I will speak up about violence and bullying in schools.

As an educational leader
I will speak out on violence against women and girls and lobby for measures and actions to counter violence.

As a man
I will continue to support the White Ribbon pledge,

I will continue to speak up about violence against women and girls in society.

As a father
I will be a positive role model for my children.

I will continue to teach them how to resolve conflict without violence.

I will continue to teach them how to be respectful and responsible adults.

My hope is that both of them grow up with equity and equality, as should be their right in our society. ❚


Facts about violence against women (#VAW)

 According to Statistics Canada

  • girls are 1.5 times more likely than boys to experience violence at home,
  • about 26% of all women who are murdered by their spouses had left the relationship,
  • Indigenous women are killed at six times the rate of non-
    lndigenous women and
  • women are almost four times more likely than men to be victims of spousal violence.
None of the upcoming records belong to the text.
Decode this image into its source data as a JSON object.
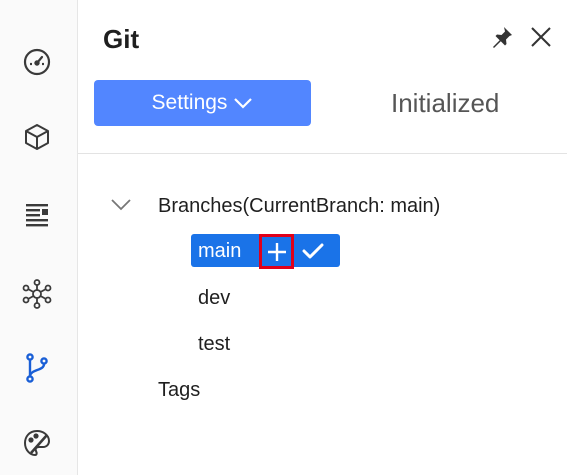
{
  "panel": {
    "title": "Git",
    "settings_label": "Settings",
    "status": "Initialized"
  },
  "tree": {
    "branches_label": "Branches(CurrentBranch: main)",
    "branches": [
      {
        "name": "main",
        "current": true
      },
      {
        "name": "dev"
      },
      {
        "name": "test"
      }
    ],
    "tags_label": "Tags"
  },
  "icons": {
    "activity": [
      "dashboard-icon",
      "cube-icon",
      "document-list-icon",
      "network-graph-icon",
      "git-branch-icon",
      "paint-palette-icon"
    ],
    "header": [
      "pin-icon",
      "close-icon"
    ],
    "branch_actions": [
      "plus-icon",
      "check-icon"
    ]
  },
  "colors": {
    "primary": "#5286ff",
    "selected": "#1a73e8",
    "highlight": "#e0001a",
    "active_icon": "#1a5fd6"
  }
}
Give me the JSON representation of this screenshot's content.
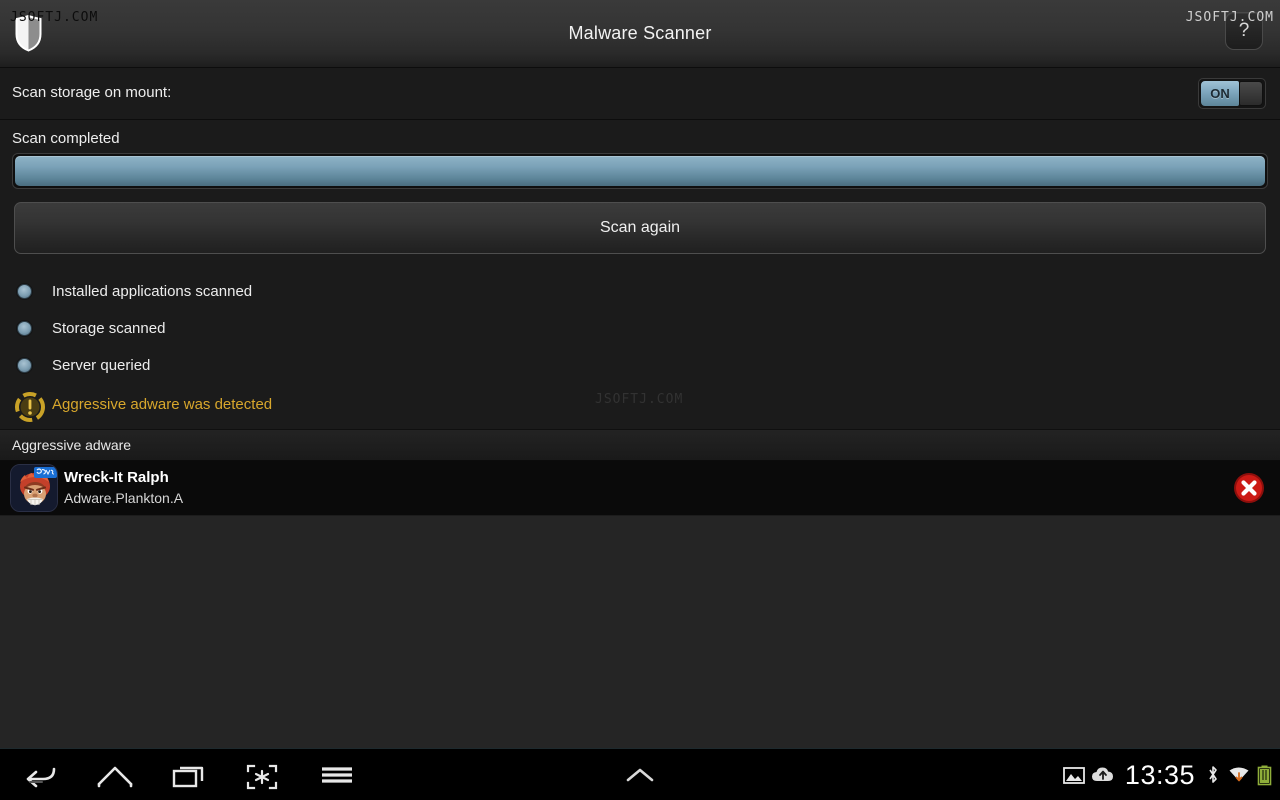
{
  "header": {
    "title": "Malware Scanner",
    "logo_icon": "shield-icon",
    "help_label": "?",
    "help_icon": "question-mark-icon"
  },
  "watermarks": {
    "top_left": "JSOFTJ.COM",
    "top_right": "JSOFTJ.COM",
    "middle": "JSOFTJ.COM"
  },
  "settings": {
    "scan_on_mount_label": "Scan storage on mount:",
    "toggle_state_label": "ON",
    "toggle_on": true
  },
  "scan": {
    "status_text": "Scan completed",
    "progress_percent": 100,
    "scan_again_label": "Scan again"
  },
  "status_list": [
    {
      "label": "Installed applications scanned",
      "icon": "status-dot-icon"
    },
    {
      "label": "Storage scanned",
      "icon": "status-dot-icon"
    },
    {
      "label": "Server queried",
      "icon": "status-dot-icon"
    }
  ],
  "warning": {
    "text": "Aggressive adware was detected",
    "icon": "warning-alert-icon",
    "color": "#d8a72c"
  },
  "section": {
    "title": "Aggressive adware"
  },
  "threats": [
    {
      "name": "Wreck-It Ralph",
      "signature": "Adware.Plankton.A",
      "icon": "app-icon",
      "remove_icon": "remove-circle-icon"
    }
  ],
  "navbar": {
    "buttons": [
      {
        "name": "back",
        "icon": "back-arrow-icon"
      },
      {
        "name": "home",
        "icon": "home-icon"
      },
      {
        "name": "recents",
        "icon": "recent-apps-icon"
      },
      {
        "name": "screenshot",
        "icon": "screenshot-icon"
      },
      {
        "name": "menu",
        "icon": "menu-hamburger-icon"
      }
    ],
    "expand_icon": "chevron-up-icon",
    "status": {
      "clock": "13:35",
      "icons": [
        "gallery-icon",
        "cloud-upload-icon",
        "bluetooth-icon",
        "wifi-icon",
        "battery-icon"
      ]
    }
  },
  "colors": {
    "accent_blue": "#7ba2b8",
    "warning_gold": "#d8a72c",
    "danger_red": "#c21b17",
    "background": "#252525"
  }
}
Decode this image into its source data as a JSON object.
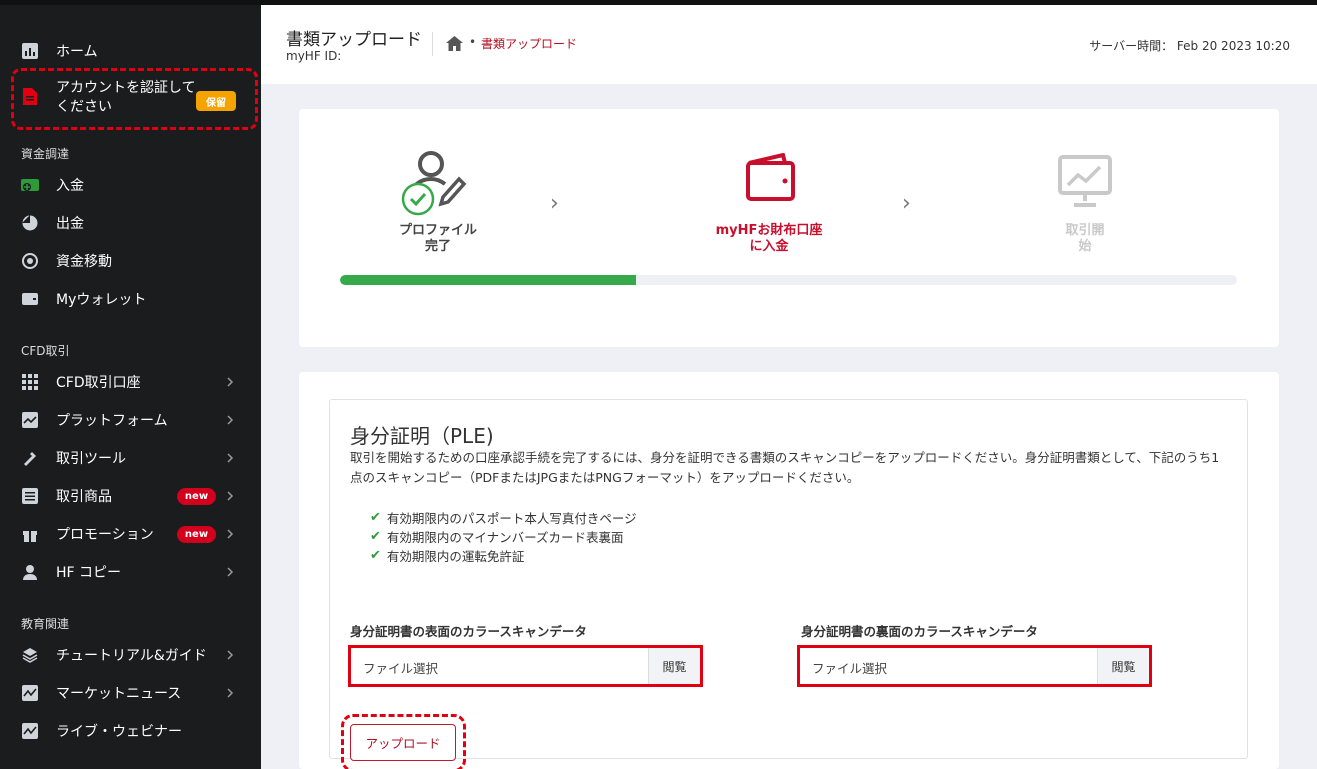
{
  "sidebar": {
    "home": "ホーム",
    "verify": "アカウントを認証してください",
    "verify_badge": "保留",
    "section_funding": "資金調達",
    "deposit": "入金",
    "withdraw": "出金",
    "transfer": "資金移動",
    "wallet": "Myウォレット",
    "section_cfd": "CFD取引",
    "cfd_accounts": "CFD取引口座",
    "platform": "プラットフォーム",
    "tools": "取引ツール",
    "products": "取引商品",
    "products_badge": "new",
    "promotion": "プロモーション",
    "promotion_badge": "new",
    "hfcopy": "HF コピー",
    "section_edu": "教育関連",
    "tutorial": "チュートリアル&ガイド",
    "news": "マーケットニュース",
    "webinar": "ライブ・ウェビナー"
  },
  "header": {
    "title": "書類アップロード",
    "subtitle": "myHF ID:",
    "breadcrumb_dot": "•",
    "breadcrumb_current": "書類アップロード",
    "server_time": "サーバー時間： Feb 20 2023 10:20"
  },
  "progress": {
    "step1_line1": "プロファイル",
    "step1_line2": "完了",
    "step2_line1": "myHFお財布口座",
    "step2_line2": "に入金",
    "step3_line1": "取引開",
    "step3_line2": "始",
    "completion": 0.33,
    "colors": {
      "done": "#36a94a",
      "active": "#c8102e",
      "inactive": "#c9c9c9"
    }
  },
  "identity": {
    "title": "身分証明（PLE)",
    "description": "取引を開始するための口座承認手続を完了するには、身分を証明できる書類のスキャンコピーをアップロードください。身分証明書類として、下記のうち1点のスキャンコピー（PDFまたはJPGまたはPNGフォーマット）をアップロードください。",
    "items": [
      "有効期限内のパスポート本人写真付きページ",
      "有効期限内のマイナンバーズカード表裏面",
      "有効期限内の運転免許証"
    ],
    "front_label": "身分証明書の表面のカラースキャンデータ",
    "back_label": "身分証明書の裏面のカラースキャンデータ",
    "file_placeholder": "ファイル選択",
    "browse": "閲覧",
    "upload": "アップロード"
  }
}
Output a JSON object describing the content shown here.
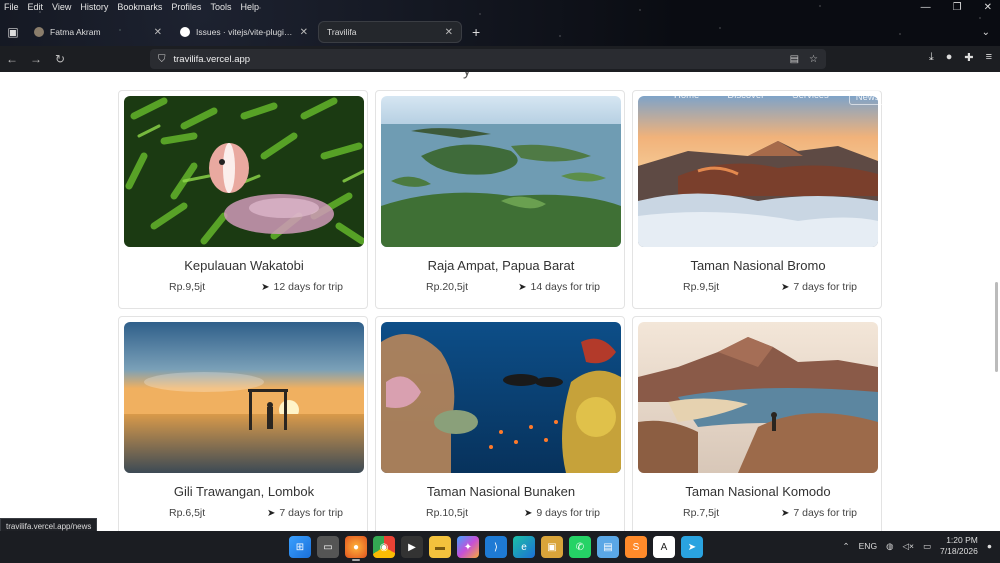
{
  "menu": [
    "File",
    "Edit",
    "View",
    "History",
    "Bookmarks",
    "Profiles",
    "Tools",
    "Help"
  ],
  "tabs": [
    {
      "title": "Fatma Akram",
      "active": false,
      "icon": "profile-icon",
      "color": "#8a7d6b"
    },
    {
      "title": "Issues · vitejs/vite-plugin-react",
      "active": false,
      "icon": "github-icon",
      "color": "#ffffff"
    },
    {
      "title": "Travilifa",
      "active": true,
      "icon": "site-icon",
      "color": "#24272c"
    }
  ],
  "url": "travilifa.vercel.app",
  "site_nav": [
    "Home",
    "Discover",
    "Services",
    "News"
  ],
  "destinations": [
    {
      "name": "Kepulauan Wakatobi",
      "price": "Rp.9,5jt",
      "trip": "12 days for trip",
      "scene": "clownfish"
    },
    {
      "name": "Raja Ampat, Papua Barat",
      "price": "Rp.20,5jt",
      "trip": "14 days for trip",
      "scene": "islands"
    },
    {
      "name": "Taman Nasional Bromo",
      "price": "Rp.9,5jt",
      "trip": "7 days for trip",
      "scene": "volcano"
    },
    {
      "name": "Gili Trawangan, Lombok",
      "price": "Rp.6,5jt",
      "trip": "7 days for trip",
      "scene": "sunset"
    },
    {
      "name": "Taman Nasional Bunaken",
      "price": "Rp.10,5jt",
      "trip": "9 days for trip",
      "scene": "reef"
    },
    {
      "name": "Taman Nasional Komodo",
      "price": "Rp.7,5jt",
      "trip": "7 days for trip",
      "scene": "komodo"
    }
  ],
  "status_link": "travilifa.vercel.app/news",
  "taskbar": {
    "apps": [
      "windows-start",
      "task-view",
      "firefox",
      "chrome",
      "media-player",
      "file-explorer",
      "copilot",
      "vscode",
      "edge",
      "app-tool",
      "whatsapp",
      "notepad",
      "sublime",
      "app-a",
      "telegram"
    ],
    "lang": "ENG",
    "time": "1:20 PM",
    "date": "7/18/2026"
  }
}
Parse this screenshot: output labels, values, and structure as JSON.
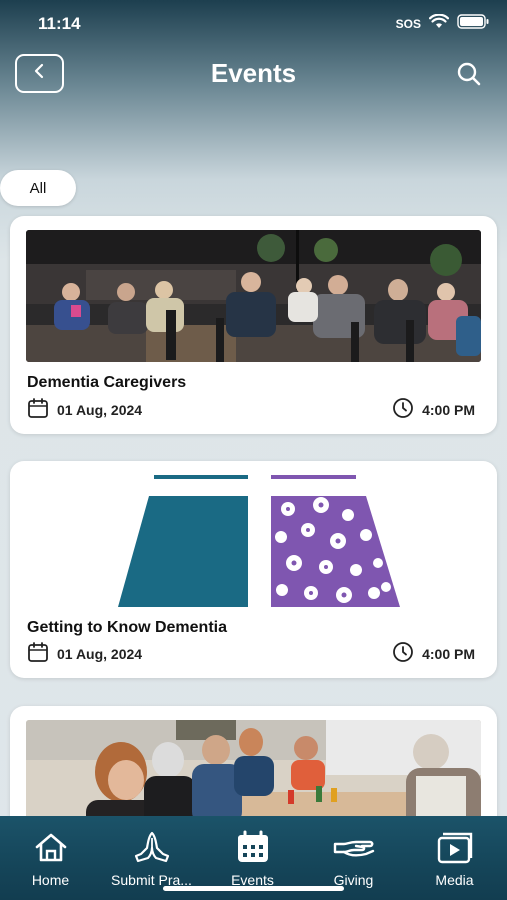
{
  "status_bar": {
    "time": "11:14",
    "sos": "SOS"
  },
  "header": {
    "title": "Events"
  },
  "filters": {
    "active": "All"
  },
  "events": [
    {
      "title": "Dementia Caregivers",
      "date": "01 Aug, 2024",
      "time": "4:00 PM"
    },
    {
      "title": "Getting to Know Dementia",
      "date": "01 Aug, 2024",
      "time": "4:00 PM"
    }
  ],
  "tabs": [
    {
      "label": "Home",
      "icon": "home-icon"
    },
    {
      "label": "Submit Pra...",
      "icon": "praying-hands-icon"
    },
    {
      "label": "Events",
      "icon": "calendar-icon"
    },
    {
      "label": "Giving",
      "icon": "giving-hand-icon"
    },
    {
      "label": "Media",
      "icon": "media-play-icon"
    }
  ],
  "colors": {
    "tab_bar": "#154559",
    "teal_block": "#1a6a84",
    "purple_block": "#7f56b0"
  }
}
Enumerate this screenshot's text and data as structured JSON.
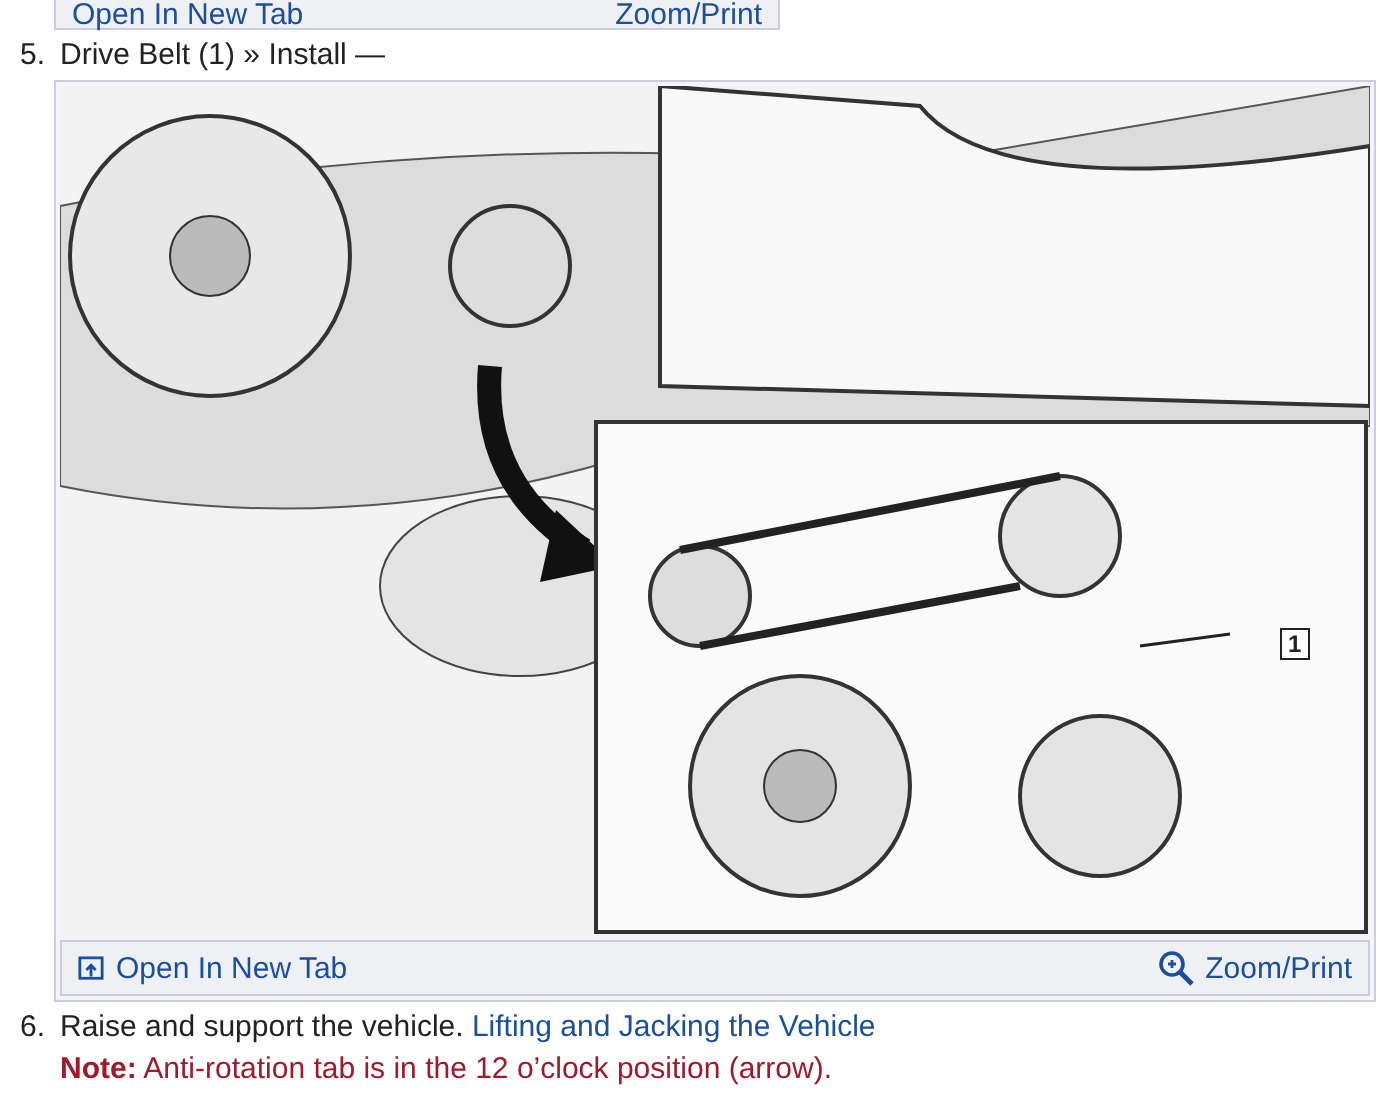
{
  "top_toolbar": {
    "open_link": "Open In New Tab",
    "zoom_link": "Zoom/Print"
  },
  "steps": [
    {
      "kind": "figure",
      "number": "5.",
      "title": "Drive Belt (1) » Install —",
      "figure": {
        "callout": "1",
        "open_link": "Open In New Tab",
        "zoom_link": "Zoom/Print"
      }
    },
    {
      "kind": "text",
      "number": "6.",
      "text": "Raise and support the vehicle.",
      "link": "Lifting and Jacking the Vehicle",
      "note": "**Note:** Anti-rotation tab is in the 12 o’clock position (arrow)."
    }
  ]
}
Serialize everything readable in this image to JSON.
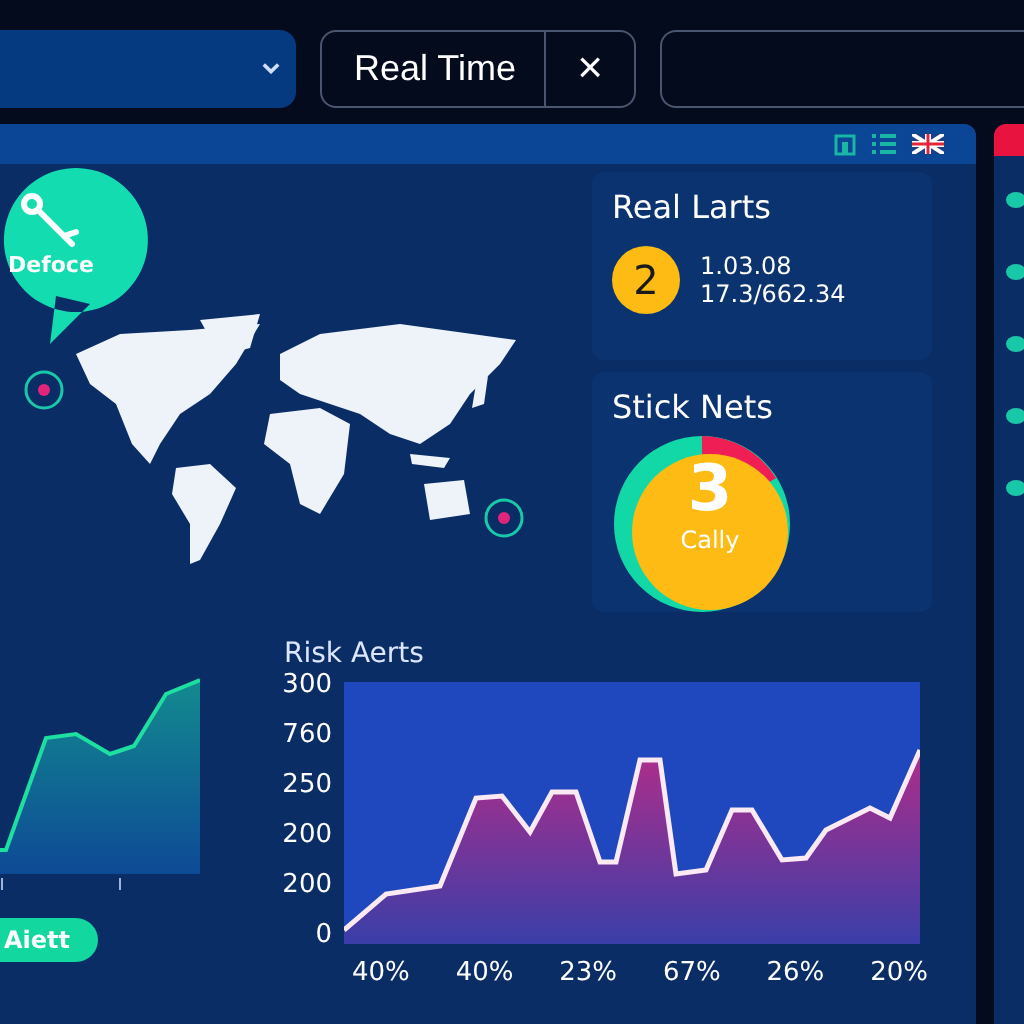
{
  "toolbar": {
    "mode_button": "Real Time",
    "close_button": "×"
  },
  "map": {
    "callout": "Defoce"
  },
  "cards": [
    {
      "kind": "badge",
      "title": "Real Larts",
      "badge": "2",
      "lines": [
        "1.03.08",
        "17.3/662.34"
      ]
    },
    {
      "kind": "donut",
      "title": "Stick Nets",
      "value": "3",
      "caption": "Cally"
    }
  ],
  "mini_chart": {
    "alert": "Aiett"
  },
  "risk_chart": {
    "title": "Risk Aerts",
    "y_labels": [
      "300",
      "760",
      "250",
      "200",
      "200",
      "0"
    ],
    "x_labels": [
      "40%",
      "40%",
      "23%",
      "67%",
      "26%",
      "20%"
    ]
  }
}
There were 1,181 cases of missing or murdered Indigenous women in Canada between 1980 and 2012, according to the RCMP. However, according to the Native Women’s Association of Canada and Status of Women Canada the number is much higher, closer to 4,000.

In addition to sexism, there are many other forms of social inequality that compound abuse and violence, including racism, homophobia, classism, ageism, ableism and religious persecution.

Mark Ramsankar is the past-president of the Alberta Teachers’ Association.

This opinion column represents the views of the writer and does not necessarily reflect the position of the Alberta Teachers’ Association.